Detection and quantitation of bluetongue virus serotypes by a TaqMan probe-based real-time RT-PCR and differentiation from epizootic hemorrhagic disease virus

Abstract

Twenty-four serotypes of bluetongue virus (BTV) have been recognized world wide. Reliable and quantitative assays of virus universal detection are essential for fighting against BT. A real-time reverse transcription-polymerase chain reaction (RT-PCR) with a TaqMan fluorescence probe has been developed for detection of the NS1 gene of different BTV serotypes.
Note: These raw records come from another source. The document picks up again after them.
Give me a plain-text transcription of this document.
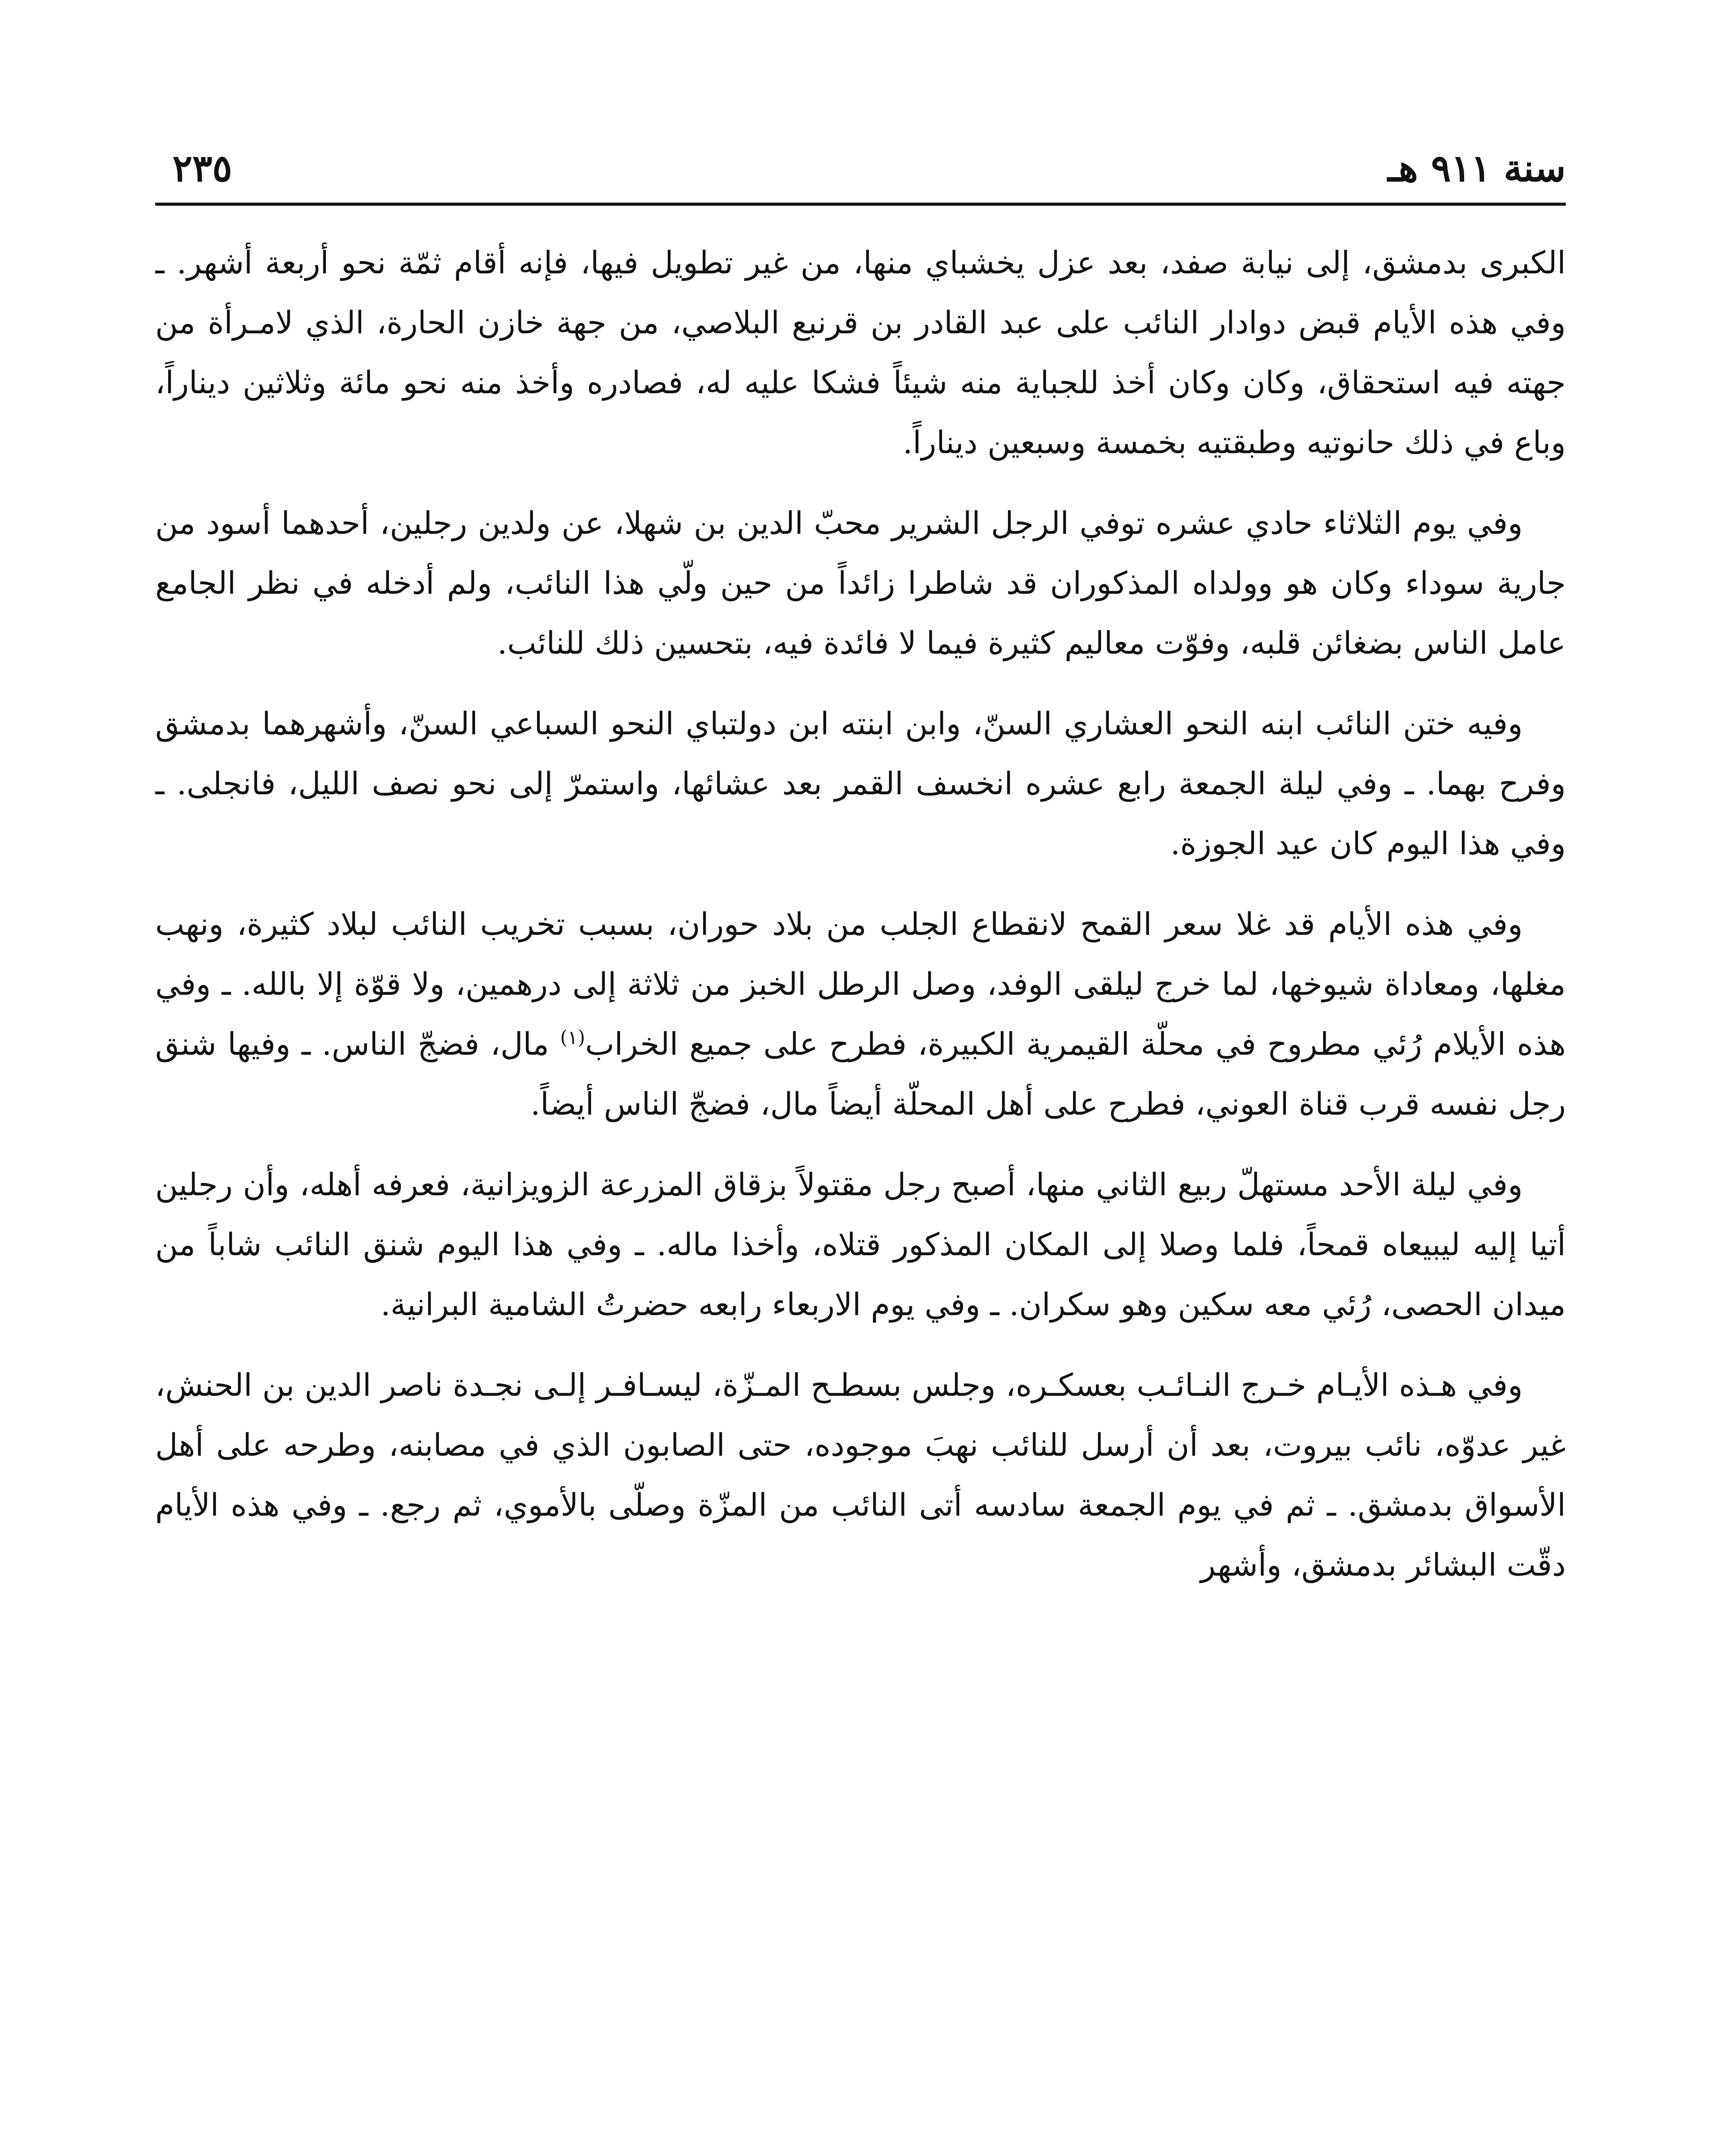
سنة ٩١١ هـ
٢٣٥

الكبرى بدمشق، إلى نيابة صفد، بعد عزل يخشباي منها، من غير تطويل فيها، فإنه أقام ثمّة نحو أربعة أشهر. ـ وفي هذه الأيام قبض دوادار النائب على عبد القادر بن قرنبع البلاصي، من جهة خازن الحارة، الذي لامـرأة من جهته فيه استحقاق، وكان وكان أخذ للجباية منه شيئاً فشكا عليه له، فصادره وأخذ منه نحو مائة وثلاثين ديناراً، وباع في ذلك حانوتيه وطبقتيه بخمسة وسبعين ديناراً.

وفي يوم الثلاثاء حادي عشره توفي الرجل الشرير محبّ الدين بن شهلا، عن ولدين رجلين، أحدهما أسود من جارية سوداء وكان هو وولداه المذكوران قد شاطرا زائداً من حين ولّي هذا النائب، ولم أدخله في نظر الجامع عامل الناس بضغائن قلبه، وفوّت معاليم كثيرة فيما لا فائدة فيه، بتحسين ذلك للنائب.

وفيه ختن النائب ابنه النحو العشاري السنّ، وابن ابنته ابن دولتباي النحو السباعي السنّ، وأشهرهما بدمشق وفرح بهما. ـ وفي ليلة الجمعة رابع عشره انخسف القمر بعد عشائها، واستمرّ إلى نحو نصف الليل، فانجلى. ـ وفي هذا اليوم كان عيد الجوزة.

وفي هذه الأيام قد غلا سعر القمح لانقطاع الجلب من بلاد حوران، بسبب تخريب النائب لبلاد كثيرة، ونهب مغلها، ومعاداة شيوخها، لما خرج ليلقى الوفد، وصل الرطل الخبز من ثلاثة إلى درهمين، ولا قوّة إلا بالله. ـ وفي هذه الأيلام رُئي مطروح في محلّة القيمرية الكبيرة، فطرح على جميع الخراب$^{(١)}$ مال، فضجّ الناس. ـ وفيها شنق رجل نفسه قرب قناة العوني، فطرح على أهل المحلّة أيضاً مال، فضجّ الناس أيضاً.

وفي ليلة الأحد مستهلّ ربيع الثاني منها، أصبح رجل مقتولاً بزقاق المزرعة الزويزانية، فعرفه أهله، وأن رجلين أتيا إليه ليبيعاه قمحاً، فلما وصلا إلى المكان المذكور قتلاه، وأخذا ماله. ـ وفي هذا اليوم شنق النائب شاباً من ميدان الحصى، رُئي معه سكين وهو سكران. ـ وفي يوم الاربعاء رابعه حضرتُ الشامية البرانية.

وفي هـذه الأيـام خـرج النـائـب بعسكـره، وجلس بسطـح المـزّة، ليسـافـر إلـى نجـدة ناصر الدين بن الحنش، غير عدوّه، نائب بيروت، بعد أن أرسل للنائب نهبَ موجوده، حتى الصابون الذي في مصابنه، وطرحه على أهل الأسواق بدمشق. ـ ثم في يوم الجمعة سادسه أتى النائب من المزّة وصلّى بالأموي، ثم رجع. ـ وفي هذه الأيام دقّت البشائر بدمشق، وأشهر
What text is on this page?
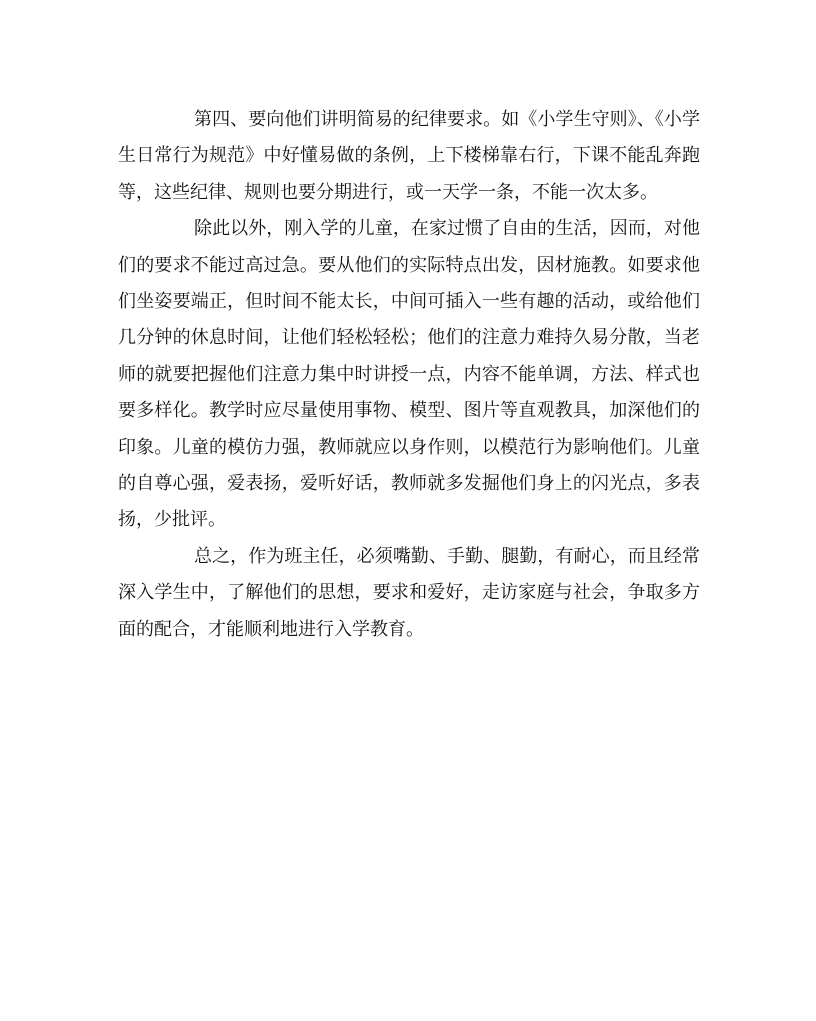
第四、要向他们讲明简易的纪律要求。如《小学生守则》、《小学生日常行为规范》中好懂易做的条例，上下楼梯靠右行，下课不能乱奔跑等，这些纪律、规则也要分期进行，或一天学一条，不能一次太多。

除此以外，刚入学的儿童，在家过惯了自由的生活，因而，对他们的要求不能过高过急。要从他们的实际特点出发，因材施教。如要求他们坐姿要端正，但时间不能太长，中间可插入一些有趣的活动，或给他们几分钟的休息时间，让他们轻松轻松；他们的注意力难持久易分散，当老师的就要把握他们注意力集中时讲授一点，内容不能单调，方法、样式也要多样化。教学时应尽量使用事物、模型、图片等直观教具，加深他们的印象。儿童的模仿力强，教师就应以身作则，以模范行为影响他们。儿童的自尊心强，爱表扬，爱听好话，教师就多发掘他们身上的闪光点，多表扬，少批评。

总之，作为班主任，必须嘴勤、手勤、腿勤，有耐心，而且经常深入学生中，了解他们的思想，要求和爱好，走访家庭与社会，争取多方面的配合，才能顺利地进行入学教育。
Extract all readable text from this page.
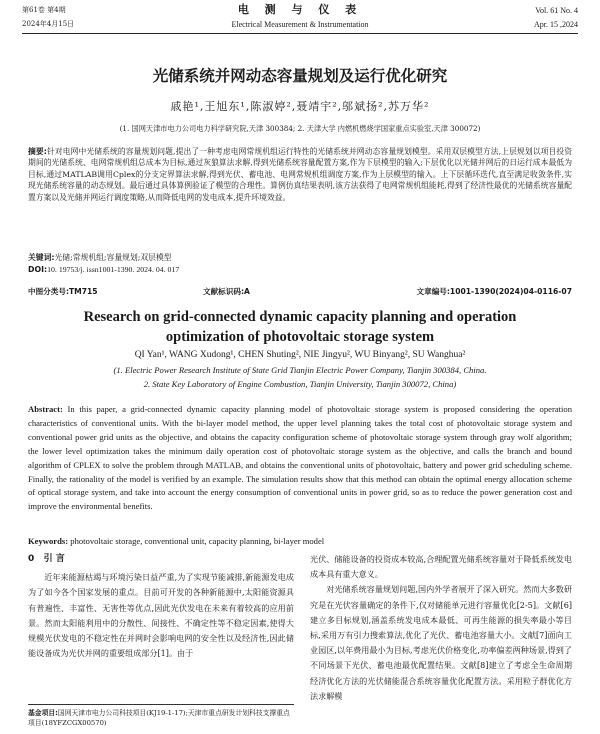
第61卷 第4期	电 测 与 仪 表	Vol. 61 No. 4
2024年4月15日	Electrical Measurement & Instrumentation	Apr. 15 ,2024
光储系统并网动态容量规划及运行优化研究
戚艳¹,王旭东¹,陈淑婷²,聂靖宇²,邬斌扬²,苏万华²
(1. 国网天津市电力公司电力科学研究院,天津 300384; 2. 天津大学 内燃机燃烧学国家重点实验室,天津 300072)
摘要:针对电网中光储系统的容量规划问题,提出了一种考虑电网常规机组运行特性的光储系统并网动态容量规划模型。采用双层模型方法,上层规划以项目投资期间的光储系统、电网常规机组总成本为目标,通过灰狼算法求解,得到光储系统容量配置方案,作为下层模型的输入;下层优化以光储并网后的日运行成本最低为目标,通过MATLAB调用Cplex的分支定界算法求解,得到光伏、蓄电池、电网常规机组调度方案,作为上层模型的输入。上下层循环迭代,直至满足收敛条件,实现光储系统容量的动态规划。最后通过具体算例验证了模型的合理性。算例仿真结果表明,该方法获得了电网常规机组能耗,得到了经济性最优的光储系统容量配置方案以及光储并网运行调度策略,从而降低电网的发电成本,提升环境效益。
关键词:光储;常规机组;容量规划;双层模型
DOI:10. 19753/j. issn1001-1390. 2024. 04. 017
中图分类号:TM715	文献标识码:A	文章编号:1001-1390(2024)04-0116-07
Research on grid-connected dynamic capacity planning and operation
optimization of photovoltaic storage system
QI Yan¹, WANG Xudong¹, CHEN Shuting², NIE Jingyu², WU Binyang², SU Wanghua²
(1. Electric Power Research Institute of State Grid Tianjin Electric Power Company, Tianjin 300384, China.
2. State Key Laboratory of Engine Combustion, Tianjin University, Tianjin 300072, China)
Abstract: In this paper, a grid-connected dynamic capacity planning model of photovoltaic storage system is proposed considering the operation characteristics of conventional units. With the bi-layer model method, the upper level planning takes the total cost of photovoltaic storage system and conventional power grid units as the objective, and obtains the capacity configuration scheme of photovoltaic storage system through gray wolf algorithm; the lower level optimization takes the minimum daily operation cost of photovoltaic storage system as the objective, and calls the branch and bound algorithm of CPLEX to solve the problem through MATLAB, and obtains the conventional units of photovoltaic, battery and power grid scheduling scheme. Finally, the rationality of the model is verified by an example. The simulation results show that this method can obtain the optimal energy allocation scheme of optical storage system, and take into account the energy consumption of conventional units in power grid, so as to reduce the power generation cost and improve the environmental benefits.
Keywords: photovoltaic storage, conventional unit, capacity planning, bi-layer model
0 引 言

近年来能源枯竭与环境污染日益严重,为了实现节能减排,新能源发电成为了如今各个国家发展的重点。目前可开发的各种新能源中,太阳能资源具有普遍性、丰富性、无害性等优点,因此光伏发电在未来有着较高的应用前景。然而太阳能利用中的分散性、间接性、不确定性等不稳定因素,使得大规模光伏发电的不稳定性在并网时会影响电网的安全性以及经济性,因此储能设备成为光伏并网的重要组成部分[1]。由于

光伏、储能设备的投资成本较高,合理配置光储系统容量对于降低系统发电成本具有重大意义。

对光储系统容量规划问题,国内外学者展开了深入研究。然而大多数研究是在光伏容量确定的条件下,仅对储能单元进行容量优化[2-5]。文献[6]建立多目标规划,涵盖系统发电成本最低、可再生能源的损失率最小等目标,采用万有引力搜索算法,优化了光伏、蓄电池容量大小。文献[7]面向工业园区,以年费用最小为目标,考虑光伏价格变化,功率偏差两种场景,得到了不同场景下光伏、蓄电池最优配置结果。文献[8]建立了考虑全生命周期经济优化方法的光伏储能混合系统容量优化配置方法。采用粒子群优化方法求解模

基金项目:国网天津市电力公司科技项目(KJ19-1-17);天津市重点研发计划科技支撑重点项目(18YFZCGX00570)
In BHK-21 cells, in the assay detected BTV1-22 specifically, and had no cross-reactivity with the closely related epizootic hemorrhagic disease virus (EHDV) serotypes 1-5. The limit of sensitivity of the assay was 0.1 TCID(50)/ml for BTV-1 and 10(2) copies for the control R121/pGEM. Accurate quantitation can be achieved with samples containing between 10(2) and 10(6) copies. The coefficient of variation (CV) of intra-assay and inter-assay ranged from 2.17% to 5.60%. The developed real-time RT-PCR assay showed good coincident rate (99.2%) with duplex RT-PCR in 122 whole blood clinical samples from sheep. Therefore, the real-time RT-PCR can be a reliable method for detection of various serotypes of BTV.